A medio día del 5 de enero, el Departamento de Estado de EE. UU. ha realizado un inquietante post:

Acompañado del texto “Este es NUESTRO hemisferio y el presidente Trump no permitirá que nuestra seguridad se vea amenazada.”
La nueva estrategia de seguridad de Estados Unidos coloca al hemisferio occidental en el centro de la competencia global, con el objetivo explícito de frenar el avance de China y, en menor medida, de Rusia en América Latina. El documento de Seguridad Nacional de 2025 habla de “restaurar la preeminencia estadounidense” en la región y de mantenerla “libre de incursiones extranjeras” en activos estratégicos, como puertos, infraestructura energética y rutas comerciales.
Según análisis de centros como Brookings y el Council on Foreign Relations, tanto el primer gobierno de Biden como el actual de Trump coinciden en ver a China como “competidor estratégico” y a Rusia como amenaza aguda, pero el segundo mandato de Trump da un giro: reduce la atención a Europa y concentra recursos políticos y económicos en el hemisferio occidental. La prioridad ya no es solo contener, sino desplazar a actores extrahemisféricos que han ganado terreno con créditos, inversiones e infraestructura.

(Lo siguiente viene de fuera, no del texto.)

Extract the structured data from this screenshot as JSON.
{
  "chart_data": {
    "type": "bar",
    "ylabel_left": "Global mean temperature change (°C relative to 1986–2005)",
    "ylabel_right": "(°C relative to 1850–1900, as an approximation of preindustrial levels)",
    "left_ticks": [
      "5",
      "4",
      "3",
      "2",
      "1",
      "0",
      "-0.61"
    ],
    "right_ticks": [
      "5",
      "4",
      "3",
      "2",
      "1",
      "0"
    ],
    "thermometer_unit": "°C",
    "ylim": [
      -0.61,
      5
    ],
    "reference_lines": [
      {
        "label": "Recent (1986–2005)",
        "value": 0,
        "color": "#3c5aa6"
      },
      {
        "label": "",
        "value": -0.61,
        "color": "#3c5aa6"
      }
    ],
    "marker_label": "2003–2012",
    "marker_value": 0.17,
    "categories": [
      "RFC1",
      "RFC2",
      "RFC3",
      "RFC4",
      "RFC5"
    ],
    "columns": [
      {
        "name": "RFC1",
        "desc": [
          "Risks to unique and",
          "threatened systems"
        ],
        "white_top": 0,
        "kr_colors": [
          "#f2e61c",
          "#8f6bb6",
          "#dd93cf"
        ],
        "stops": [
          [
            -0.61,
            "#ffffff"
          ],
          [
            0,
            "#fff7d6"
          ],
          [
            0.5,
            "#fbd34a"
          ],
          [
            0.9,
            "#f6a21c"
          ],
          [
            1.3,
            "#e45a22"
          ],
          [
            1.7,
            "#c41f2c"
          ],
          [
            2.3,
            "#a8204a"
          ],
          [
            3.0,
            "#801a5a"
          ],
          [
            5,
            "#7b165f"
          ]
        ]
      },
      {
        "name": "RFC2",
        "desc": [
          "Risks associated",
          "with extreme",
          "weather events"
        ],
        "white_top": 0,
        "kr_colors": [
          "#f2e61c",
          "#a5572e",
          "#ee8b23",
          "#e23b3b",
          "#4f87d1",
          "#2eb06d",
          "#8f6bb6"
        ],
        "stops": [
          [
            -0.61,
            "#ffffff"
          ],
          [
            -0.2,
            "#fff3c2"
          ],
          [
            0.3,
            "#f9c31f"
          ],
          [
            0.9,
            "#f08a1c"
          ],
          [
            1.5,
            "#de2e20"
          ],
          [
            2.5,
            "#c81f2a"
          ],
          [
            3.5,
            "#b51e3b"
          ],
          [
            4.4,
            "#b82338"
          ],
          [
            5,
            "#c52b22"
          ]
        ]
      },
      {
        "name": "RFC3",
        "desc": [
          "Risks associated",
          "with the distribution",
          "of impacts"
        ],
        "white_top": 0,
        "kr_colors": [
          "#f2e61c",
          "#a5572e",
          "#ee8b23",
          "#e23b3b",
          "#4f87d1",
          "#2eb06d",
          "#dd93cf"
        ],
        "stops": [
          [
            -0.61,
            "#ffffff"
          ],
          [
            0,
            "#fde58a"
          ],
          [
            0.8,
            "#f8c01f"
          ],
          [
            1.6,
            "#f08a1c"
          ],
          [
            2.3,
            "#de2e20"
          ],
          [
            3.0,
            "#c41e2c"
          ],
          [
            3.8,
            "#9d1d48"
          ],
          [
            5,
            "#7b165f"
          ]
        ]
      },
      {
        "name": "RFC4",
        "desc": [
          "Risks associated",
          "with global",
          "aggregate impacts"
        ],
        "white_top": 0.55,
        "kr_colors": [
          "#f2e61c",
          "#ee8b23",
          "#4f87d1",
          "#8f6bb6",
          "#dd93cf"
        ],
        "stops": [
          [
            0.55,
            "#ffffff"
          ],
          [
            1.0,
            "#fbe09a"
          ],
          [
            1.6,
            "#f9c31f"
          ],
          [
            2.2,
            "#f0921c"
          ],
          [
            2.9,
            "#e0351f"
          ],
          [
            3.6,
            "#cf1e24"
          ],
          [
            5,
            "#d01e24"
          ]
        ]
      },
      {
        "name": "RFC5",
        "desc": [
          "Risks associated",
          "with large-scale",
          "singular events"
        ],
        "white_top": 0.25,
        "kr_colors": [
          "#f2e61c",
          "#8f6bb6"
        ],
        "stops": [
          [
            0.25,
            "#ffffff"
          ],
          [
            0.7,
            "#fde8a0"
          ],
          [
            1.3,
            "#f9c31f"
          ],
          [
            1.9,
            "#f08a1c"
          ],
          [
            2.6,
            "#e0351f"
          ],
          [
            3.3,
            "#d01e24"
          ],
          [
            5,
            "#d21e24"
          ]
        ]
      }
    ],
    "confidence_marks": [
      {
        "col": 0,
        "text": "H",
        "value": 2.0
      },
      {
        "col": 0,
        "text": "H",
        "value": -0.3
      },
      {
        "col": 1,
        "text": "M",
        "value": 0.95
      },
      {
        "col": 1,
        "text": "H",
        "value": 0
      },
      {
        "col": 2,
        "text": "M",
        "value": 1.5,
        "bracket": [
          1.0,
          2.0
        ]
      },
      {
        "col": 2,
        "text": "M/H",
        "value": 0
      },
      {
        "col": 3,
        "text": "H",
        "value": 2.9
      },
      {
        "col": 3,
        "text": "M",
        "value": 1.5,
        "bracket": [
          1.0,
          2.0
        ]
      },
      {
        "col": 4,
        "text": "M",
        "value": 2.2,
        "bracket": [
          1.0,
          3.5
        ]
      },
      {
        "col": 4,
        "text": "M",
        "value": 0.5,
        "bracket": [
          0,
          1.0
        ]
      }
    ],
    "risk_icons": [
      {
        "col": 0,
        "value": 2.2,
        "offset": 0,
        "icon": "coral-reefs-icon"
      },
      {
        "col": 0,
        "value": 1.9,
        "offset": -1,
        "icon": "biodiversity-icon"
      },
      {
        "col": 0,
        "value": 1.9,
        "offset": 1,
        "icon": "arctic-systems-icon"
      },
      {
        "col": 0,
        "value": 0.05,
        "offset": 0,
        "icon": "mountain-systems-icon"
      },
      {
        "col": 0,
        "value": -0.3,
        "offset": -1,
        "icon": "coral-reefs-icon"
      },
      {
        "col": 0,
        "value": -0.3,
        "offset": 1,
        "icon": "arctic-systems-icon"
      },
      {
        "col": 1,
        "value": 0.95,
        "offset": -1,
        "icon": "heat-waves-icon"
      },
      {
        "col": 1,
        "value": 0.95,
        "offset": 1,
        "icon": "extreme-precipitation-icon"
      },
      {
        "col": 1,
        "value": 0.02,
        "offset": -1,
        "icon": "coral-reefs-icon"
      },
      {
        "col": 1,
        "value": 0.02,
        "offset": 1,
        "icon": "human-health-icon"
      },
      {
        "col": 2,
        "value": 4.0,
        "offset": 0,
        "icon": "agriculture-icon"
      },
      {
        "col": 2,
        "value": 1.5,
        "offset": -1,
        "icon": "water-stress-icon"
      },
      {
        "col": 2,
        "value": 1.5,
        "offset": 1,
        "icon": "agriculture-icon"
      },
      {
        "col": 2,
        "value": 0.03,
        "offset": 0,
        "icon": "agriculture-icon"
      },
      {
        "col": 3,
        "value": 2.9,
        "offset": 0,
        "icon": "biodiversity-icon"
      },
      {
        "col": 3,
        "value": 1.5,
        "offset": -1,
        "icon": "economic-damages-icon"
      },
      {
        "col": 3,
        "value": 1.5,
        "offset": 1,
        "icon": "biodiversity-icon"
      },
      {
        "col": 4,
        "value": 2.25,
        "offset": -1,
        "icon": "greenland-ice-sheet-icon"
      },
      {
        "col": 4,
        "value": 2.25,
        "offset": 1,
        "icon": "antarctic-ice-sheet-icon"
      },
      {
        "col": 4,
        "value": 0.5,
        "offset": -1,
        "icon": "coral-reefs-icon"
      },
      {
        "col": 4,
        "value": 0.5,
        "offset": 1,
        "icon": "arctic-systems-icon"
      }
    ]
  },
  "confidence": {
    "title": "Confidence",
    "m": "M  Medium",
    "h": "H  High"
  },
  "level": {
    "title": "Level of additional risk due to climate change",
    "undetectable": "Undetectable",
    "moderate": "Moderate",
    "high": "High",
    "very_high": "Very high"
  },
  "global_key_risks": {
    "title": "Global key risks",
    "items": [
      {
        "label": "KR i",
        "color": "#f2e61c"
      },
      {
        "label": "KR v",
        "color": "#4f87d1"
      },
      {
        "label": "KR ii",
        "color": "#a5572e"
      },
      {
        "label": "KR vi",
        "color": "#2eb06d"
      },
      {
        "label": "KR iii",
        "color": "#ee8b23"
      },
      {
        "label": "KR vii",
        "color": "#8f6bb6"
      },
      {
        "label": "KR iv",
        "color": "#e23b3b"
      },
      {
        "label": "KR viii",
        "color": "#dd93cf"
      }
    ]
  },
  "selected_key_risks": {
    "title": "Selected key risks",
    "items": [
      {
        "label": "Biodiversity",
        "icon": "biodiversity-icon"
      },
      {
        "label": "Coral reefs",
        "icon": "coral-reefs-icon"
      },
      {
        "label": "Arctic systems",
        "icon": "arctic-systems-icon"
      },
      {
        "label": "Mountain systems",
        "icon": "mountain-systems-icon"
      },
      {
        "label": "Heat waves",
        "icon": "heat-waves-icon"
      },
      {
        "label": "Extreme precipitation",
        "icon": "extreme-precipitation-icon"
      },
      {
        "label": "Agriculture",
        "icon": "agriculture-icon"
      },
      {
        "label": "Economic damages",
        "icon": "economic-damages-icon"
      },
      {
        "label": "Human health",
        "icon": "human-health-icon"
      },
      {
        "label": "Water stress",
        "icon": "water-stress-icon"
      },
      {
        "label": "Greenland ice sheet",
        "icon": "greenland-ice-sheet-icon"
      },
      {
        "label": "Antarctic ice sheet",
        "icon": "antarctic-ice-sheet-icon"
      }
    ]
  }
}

Washington también busca que sus socios “asuman mayor responsabilidad” en la seguridad regional, pero bajo un marco donde Estados Unidos conserve la llave de los recursos críticos, desde hidrocarburos hasta minerales estratégicos.
En este contexto, analistas hablan de una actualización de la vieja lógica hemisférica: una especie de “Doctrina Monroe 2.0” o “corolario Trump”, que combina presencia militar selectiva, presión económica y apoyo a gobiernos afines. La meta es clara: cerrar el espacio que China y Rusia ganaron en las últimas dos décadas y reposicionar a Estados Unidos como socio indispensable de América Latina, no solo en seguridad, sino también en infraestructura, energía y comercio.